At first, I used AutoIt3 to create a script that played the game for me. Soon after, I added UI to give me analytics on how many times the script was executed and give estimated summary of rewards earned. That was when my curiosity peaked about programming. I soon created a mouse picker application with AutoIt that allowed me to get the information needed to create my bot scripts easier. It gave me the ability to capture cursor's position, sample pixel color values, and store it for later processing. After that, I downloaded visual studio and started making small apps.
My first visual studio app was an app that helped me get free energy to play on OurWorld. It started as a simple chat spammer (I would get more energy as I participated in "conversations"). Soon after, I added ability to access all the promotional codes that gave free gems (premium currency) within the app. These codes were distributed across different social media sites. I would aggregate them, add them to the app, then release an update. That required me to add auto updating functionality, using text files on a server. Playing around with a server led me to a whole new world.

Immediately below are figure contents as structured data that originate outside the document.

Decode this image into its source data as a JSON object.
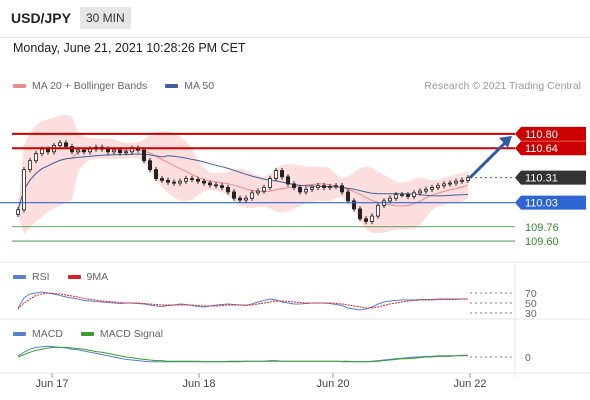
{
  "header": {
    "pair": "USD/JPY",
    "timeframe": "30 MIN"
  },
  "datetime": "Monday, June 21, 2021 10:28:26 PM CET",
  "legend": [
    {
      "label": "MA 20 + Bollinger Bands",
      "color": "#f08a8a"
    },
    {
      "label": "MA 50",
      "color": "#3f5fa0"
    }
  ],
  "credit": "Research © 2021 Trading Central",
  "rsi_legend": [
    {
      "label": "RSI",
      "color": "#5a7fcf"
    },
    {
      "label": "9MA",
      "color": "#d92020"
    }
  ],
  "macd_legend": [
    {
      "label": "MACD",
      "color": "#5a7fcf"
    },
    {
      "label": "MACD Signal",
      "color": "#3aa02a"
    }
  ],
  "chart_data": {
    "type": "candlestick",
    "x_ticks": [
      "Jun 17",
      "Jun 18",
      "Jun 20",
      "Jun 22"
    ],
    "price_levels": [
      {
        "value": 110.8,
        "label": "110.80",
        "role": "resistance",
        "color": "#cc0000"
      },
      {
        "value": 110.64,
        "label": "110.64",
        "role": "resistance",
        "color": "#cc0000"
      },
      {
        "value": 110.31,
        "label": "110.31",
        "role": "last",
        "color": "#333333"
      },
      {
        "value": 110.03,
        "label": "110.03",
        "role": "pivot",
        "color": "#2f64d4"
      },
      {
        "value": 109.76,
        "label": "109.76",
        "role": "support",
        "color": "#2e8b2e"
      },
      {
        "value": 109.6,
        "label": "109.60",
        "role": "support",
        "color": "#2e8b2e"
      }
    ],
    "close_series": [
      109.95,
      110.4,
      110.5,
      110.58,
      110.63,
      110.6,
      110.67,
      110.7,
      110.66,
      110.6,
      110.62,
      110.6,
      110.63,
      110.65,
      110.63,
      110.6,
      110.62,
      110.59,
      110.6,
      110.64,
      110.62,
      110.5,
      110.4,
      110.3,
      110.28,
      110.26,
      110.25,
      110.27,
      110.3,
      110.29,
      110.27,
      110.25,
      110.23,
      110.22,
      110.2,
      110.15,
      110.08,
      110.06,
      110.08,
      110.14,
      110.16,
      110.2,
      110.3,
      110.39,
      110.32,
      110.24,
      110.2,
      110.15,
      110.18,
      110.2,
      110.22,
      110.2,
      110.21,
      110.22,
      110.15,
      110.05,
      109.96,
      109.85,
      109.82,
      109.88,
      110.0,
      110.05,
      110.08,
      110.12,
      110.12,
      110.1,
      110.14,
      110.16,
      110.18,
      110.2,
      110.22,
      110.24,
      110.25,
      110.27,
      110.28,
      110.31
    ],
    "rsi_levels": [
      70,
      50,
      30
    ],
    "macd_levels": [
      0
    ],
    "rsi_series": [
      40,
      60,
      68,
      70,
      72,
      70,
      68,
      65,
      62,
      60,
      58,
      55,
      54,
      53,
      52,
      51,
      50,
      49,
      50,
      50,
      49,
      48,
      46,
      44,
      43,
      45,
      46,
      48,
      47,
      45,
      43,
      42,
      44,
      46,
      47,
      48,
      47,
      46,
      45,
      48,
      52,
      55,
      58,
      56,
      52,
      50,
      48,
      48,
      49,
      50,
      50,
      50,
      49,
      47,
      45,
      40,
      38,
      36,
      38,
      42,
      48,
      52,
      54,
      55,
      56,
      56,
      56,
      57,
      57,
      57,
      58,
      58,
      58,
      58,
      58,
      58
    ],
    "rsi_ma_series": [
      38,
      50,
      58,
      65,
      68,
      70,
      69,
      68,
      66,
      64,
      62,
      59,
      57,
      56,
      54,
      53,
      52,
      51,
      50,
      50,
      50,
      49,
      48,
      47,
      46,
      46,
      46,
      46,
      46,
      46,
      45,
      44,
      44,
      44,
      45,
      46,
      46,
      46,
      46,
      46,
      48,
      50,
      52,
      54,
      54,
      53,
      52,
      51,
      50,
      50,
      50,
      50,
      50,
      49,
      48,
      46,
      44,
      42,
      40,
      40,
      42,
      45,
      48,
      50,
      52,
      54,
      55,
      56,
      56,
      56,
      57,
      57,
      57,
      57,
      58,
      58
    ],
    "macd_series": [
      0.02,
      0.08,
      0.13,
      0.16,
      0.17,
      0.18,
      0.17,
      0.16,
      0.15,
      0.13,
      0.12,
      0.1,
      0.08,
      0.06,
      0.04,
      0.02,
      0.0,
      -0.02,
      -0.04,
      -0.05,
      -0.06,
      -0.07,
      -0.08,
      -0.08,
      -0.08,
      -0.08,
      -0.08,
      -0.08,
      -0.08,
      -0.08,
      -0.08,
      -0.08,
      -0.08,
      -0.08,
      -0.08,
      -0.07,
      -0.07,
      -0.07,
      -0.07,
      -0.07,
      -0.07,
      -0.07,
      -0.06,
      -0.06,
      -0.07,
      -0.07,
      -0.07,
      -0.07,
      -0.07,
      -0.07,
      -0.07,
      -0.07,
      -0.07,
      -0.07,
      -0.08,
      -0.08,
      -0.08,
      -0.08,
      -0.08,
      -0.07,
      -0.06,
      -0.05,
      -0.04,
      -0.03,
      -0.02,
      -0.01,
      0.0,
      0.0,
      0.01,
      0.01,
      0.02,
      0.02,
      0.02,
      0.02,
      0.03,
      0.03
    ],
    "macd_signal_series": [
      0.0,
      0.04,
      0.08,
      0.11,
      0.13,
      0.15,
      0.16,
      0.16,
      0.16,
      0.15,
      0.14,
      0.13,
      0.11,
      0.09,
      0.08,
      0.06,
      0.04,
      0.02,
      0.0,
      -0.01,
      -0.03,
      -0.04,
      -0.05,
      -0.06,
      -0.06,
      -0.07,
      -0.07,
      -0.07,
      -0.07,
      -0.07,
      -0.07,
      -0.08,
      -0.08,
      -0.08,
      -0.08,
      -0.08,
      -0.08,
      -0.08,
      -0.07,
      -0.07,
      -0.07,
      -0.07,
      -0.07,
      -0.07,
      -0.07,
      -0.07,
      -0.07,
      -0.07,
      -0.07,
      -0.07,
      -0.07,
      -0.07,
      -0.07,
      -0.07,
      -0.07,
      -0.07,
      -0.08,
      -0.08,
      -0.08,
      -0.08,
      -0.07,
      -0.06,
      -0.05,
      -0.04,
      -0.03,
      -0.03,
      -0.02,
      -0.01,
      0.0,
      0.0,
      0.01,
      0.01,
      0.01,
      0.02,
      0.02,
      0.02
    ],
    "forecast": {
      "from": 110.31,
      "to": 110.8,
      "direction": "up",
      "color": "#2f5aa8"
    }
  }
}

My curiosity spiraled out of control. I started making websites, which forced me to learn how everything worked. I started getting extremely interested in how computers worked and what needs to happen for a website to work. I learned the differences between compiled and run-time languages, understood client-server communication, then dove deeper into networking, how TCP works. At this point, I was a freshman in the university. I joined multiple computer science and engineering student organizations ranging from robotics to mobile and game developments. That exposed me to a lot of different technologies, programing languages, and projects.
I took the knowledge I gained up to that point and applied it into my classes. In my intro to C programming class, I used an Arduino Uno for my projects instead of just a simple C program. For my first project, I wanted to control things from my phone. So, I created a Wireless Arduino LED Piano utilizing three different software.

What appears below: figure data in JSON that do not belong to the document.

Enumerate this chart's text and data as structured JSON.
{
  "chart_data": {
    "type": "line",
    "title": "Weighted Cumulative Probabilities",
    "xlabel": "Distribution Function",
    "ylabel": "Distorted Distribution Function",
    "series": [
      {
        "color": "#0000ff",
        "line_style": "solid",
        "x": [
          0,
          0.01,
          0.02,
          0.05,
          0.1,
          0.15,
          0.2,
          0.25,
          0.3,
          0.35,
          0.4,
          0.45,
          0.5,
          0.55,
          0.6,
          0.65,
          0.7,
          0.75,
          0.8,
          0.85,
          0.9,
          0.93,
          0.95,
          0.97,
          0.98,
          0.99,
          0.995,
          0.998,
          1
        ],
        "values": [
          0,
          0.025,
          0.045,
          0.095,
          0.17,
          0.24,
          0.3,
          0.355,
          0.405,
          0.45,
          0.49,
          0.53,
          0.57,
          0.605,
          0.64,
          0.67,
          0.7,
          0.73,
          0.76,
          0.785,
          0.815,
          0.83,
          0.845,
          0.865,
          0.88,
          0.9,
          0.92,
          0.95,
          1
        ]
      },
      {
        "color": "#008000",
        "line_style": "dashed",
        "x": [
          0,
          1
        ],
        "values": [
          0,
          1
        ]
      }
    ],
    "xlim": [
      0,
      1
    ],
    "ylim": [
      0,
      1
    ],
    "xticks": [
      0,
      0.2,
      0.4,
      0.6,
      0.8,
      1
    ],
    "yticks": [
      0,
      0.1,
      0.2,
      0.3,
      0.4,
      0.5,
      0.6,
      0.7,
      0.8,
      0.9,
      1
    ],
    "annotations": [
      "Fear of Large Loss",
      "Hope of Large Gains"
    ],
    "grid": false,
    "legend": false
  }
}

Soon after, I realized that my classes were teaching me things that I already knew but in a more structured way. All that meant for me was that I had more free time to experiment with different things. I started making apps, ranging from simple To-Do apps to an online shopping store. I invested in a raspberry pie and created my own super server. My server turned into a hub for the tools I use. It had a Git, ownCloud (Dropbox like cloud), network file sharing, PHP web server, MySQL database, and much more. I even turned it into a gaming console, media center, and a remote admin shell. Currently, I use it as my personal streaming server (like twitch) to stream my pc to the TV.
As you can see, majority of my learning was fueled by passion for problem solving and curiosity. I created many apps over the years. Some I forgot about, some provided great value for me and others, some got me in trouble and some that just satisfied my curiosity. I made an app for Warframe that helped players spend less time researching and more time playing the game. My first app that I sold to people was Aztec Course Snatcher, which got me in trouble. It was a Chrome packaged app that monitored students' course wish list and helped them register for those courses automatically. I created YouTube Redirector, just to satisfy my curiosity on how Chrome extensions work.
This is how I transitioned from a curious gamer into a full-fledged software developer. I cannot stop writing code and creating things. Most of my previous creations were experimentations with technology and tools to expand my knowledge and satisfy my hunger for code.